Study Shows Universities Funded by Qatar Become Institutionally Antisemitic
UCF may receive Qatari funding through the Pathways program.
A comprehensive study conducted years ago is helping to explain the seemingly-sudden surge of antisemitism at U.S. college campuses.
Forensic accountants working with the Institute for the Study of Global Antisemitism and Policy (ISGAP) told the U.S. Department of Justice in 2019 that while nearly $5 billion had been donated by the Crown-controlled Qatar Foundation to American universities since 2001, less than $2 billion was actually reported. This was later confirmed by the U.S. Department of Education.

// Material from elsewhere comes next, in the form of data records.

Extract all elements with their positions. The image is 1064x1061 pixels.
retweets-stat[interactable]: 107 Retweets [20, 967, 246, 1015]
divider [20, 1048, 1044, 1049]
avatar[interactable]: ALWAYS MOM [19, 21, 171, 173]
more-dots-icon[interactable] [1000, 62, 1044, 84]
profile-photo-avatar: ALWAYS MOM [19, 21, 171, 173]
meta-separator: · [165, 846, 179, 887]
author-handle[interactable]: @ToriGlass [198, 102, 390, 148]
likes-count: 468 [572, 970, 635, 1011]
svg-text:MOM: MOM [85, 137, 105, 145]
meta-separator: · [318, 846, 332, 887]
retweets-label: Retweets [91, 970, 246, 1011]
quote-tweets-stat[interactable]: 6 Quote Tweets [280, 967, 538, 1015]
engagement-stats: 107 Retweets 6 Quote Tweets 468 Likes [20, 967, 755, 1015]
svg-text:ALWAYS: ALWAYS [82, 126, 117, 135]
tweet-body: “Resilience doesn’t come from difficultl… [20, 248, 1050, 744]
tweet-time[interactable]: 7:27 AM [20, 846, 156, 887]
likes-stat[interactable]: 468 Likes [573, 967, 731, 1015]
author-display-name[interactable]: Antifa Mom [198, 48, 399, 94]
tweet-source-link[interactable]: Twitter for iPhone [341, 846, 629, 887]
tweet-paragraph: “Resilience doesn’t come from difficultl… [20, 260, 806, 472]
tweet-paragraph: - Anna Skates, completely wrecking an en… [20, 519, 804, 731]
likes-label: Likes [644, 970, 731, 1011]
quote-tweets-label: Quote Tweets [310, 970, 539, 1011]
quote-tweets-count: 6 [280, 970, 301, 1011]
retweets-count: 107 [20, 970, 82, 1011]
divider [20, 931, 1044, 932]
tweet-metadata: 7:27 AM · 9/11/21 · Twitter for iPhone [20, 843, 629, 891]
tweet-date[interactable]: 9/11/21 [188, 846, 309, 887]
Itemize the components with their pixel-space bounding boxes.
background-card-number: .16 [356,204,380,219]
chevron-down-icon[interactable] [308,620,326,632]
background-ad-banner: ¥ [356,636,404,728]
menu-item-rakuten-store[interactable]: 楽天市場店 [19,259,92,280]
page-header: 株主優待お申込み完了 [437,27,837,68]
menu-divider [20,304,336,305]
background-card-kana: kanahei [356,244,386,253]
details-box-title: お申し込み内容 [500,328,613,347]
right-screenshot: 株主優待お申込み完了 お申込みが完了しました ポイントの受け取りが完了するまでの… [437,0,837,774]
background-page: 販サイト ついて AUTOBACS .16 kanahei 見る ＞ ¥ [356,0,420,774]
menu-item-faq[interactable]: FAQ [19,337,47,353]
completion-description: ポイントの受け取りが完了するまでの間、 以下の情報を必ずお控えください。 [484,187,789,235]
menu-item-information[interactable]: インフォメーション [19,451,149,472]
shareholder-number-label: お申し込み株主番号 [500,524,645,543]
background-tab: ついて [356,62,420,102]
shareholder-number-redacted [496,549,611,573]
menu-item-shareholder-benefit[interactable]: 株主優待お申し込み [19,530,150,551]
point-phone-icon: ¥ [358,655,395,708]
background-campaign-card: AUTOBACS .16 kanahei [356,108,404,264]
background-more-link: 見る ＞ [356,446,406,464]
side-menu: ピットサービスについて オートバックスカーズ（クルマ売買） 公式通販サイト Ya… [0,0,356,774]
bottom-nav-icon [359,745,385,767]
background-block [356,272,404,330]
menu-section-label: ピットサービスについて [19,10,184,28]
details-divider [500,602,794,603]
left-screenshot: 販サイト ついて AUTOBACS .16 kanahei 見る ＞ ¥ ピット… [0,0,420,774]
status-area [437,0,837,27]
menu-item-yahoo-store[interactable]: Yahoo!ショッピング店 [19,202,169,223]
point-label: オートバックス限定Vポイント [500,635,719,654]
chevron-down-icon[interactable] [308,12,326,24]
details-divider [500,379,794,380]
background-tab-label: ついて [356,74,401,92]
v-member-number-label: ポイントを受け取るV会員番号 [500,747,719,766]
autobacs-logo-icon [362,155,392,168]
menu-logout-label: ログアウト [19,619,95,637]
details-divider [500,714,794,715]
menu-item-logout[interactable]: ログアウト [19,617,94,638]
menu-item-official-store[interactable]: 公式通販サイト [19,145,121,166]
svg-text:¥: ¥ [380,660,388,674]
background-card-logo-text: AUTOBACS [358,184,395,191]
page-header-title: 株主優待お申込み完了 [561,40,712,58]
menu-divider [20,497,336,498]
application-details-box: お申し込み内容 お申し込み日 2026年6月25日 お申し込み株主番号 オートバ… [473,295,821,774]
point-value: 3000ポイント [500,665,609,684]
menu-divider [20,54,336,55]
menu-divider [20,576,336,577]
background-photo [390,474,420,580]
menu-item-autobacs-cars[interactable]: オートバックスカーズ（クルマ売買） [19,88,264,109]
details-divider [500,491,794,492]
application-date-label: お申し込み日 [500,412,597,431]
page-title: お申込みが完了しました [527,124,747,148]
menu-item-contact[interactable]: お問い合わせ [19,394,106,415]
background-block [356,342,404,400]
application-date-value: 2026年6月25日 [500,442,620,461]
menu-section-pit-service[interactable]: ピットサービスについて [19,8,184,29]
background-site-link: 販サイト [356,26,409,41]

The study finds a notable correlation between universities receiving dark money from Qatar and those same universities acquiring active Students for Justice in Palestine affiliates. It also finds a correlation between this funding and the silencing of Jewish voices in the campus academic community.
Qatar, which fully owns and operates the antisemitic news network Al Jazeera, and currently harbors the leaders of Hamas, has been rewarded for its payments to prominent U.S. universities. Some of them have established campuses in Qatar itself, including Carnegie Mellon; Cornell; Georgetown; Northwestern; Texas A&M; and Virginia Commonwealth. While rewards of this scale have only been granted by some of the receipients of Qatari funding, ISGAP’s study demonstrates that universities may be repaying the Crown’s donations in less material and more ideological ways. Those universities reciving billions from the Crown and failing to report them to the Education Department include Rutgers, MIT, Maryland, Harvard, Yale, UT, Case Western Reserve, Fordham, and Stanford.
It was not immediately clear how much money UCF has received, if any, from Qatar. However, Qatar is specifically noted as a sponsor of the UCF Pathways Program, which implies a finanical connection between the Crown and UCF.
The prevalent rise of antisemitic sentiment on U.S. college campuses can be thus in part attributed to astroturfing rather than a grassroots movement to support Jew killing. This development continues to show how American universities bear responsibility for Jew-hatred on their campuses.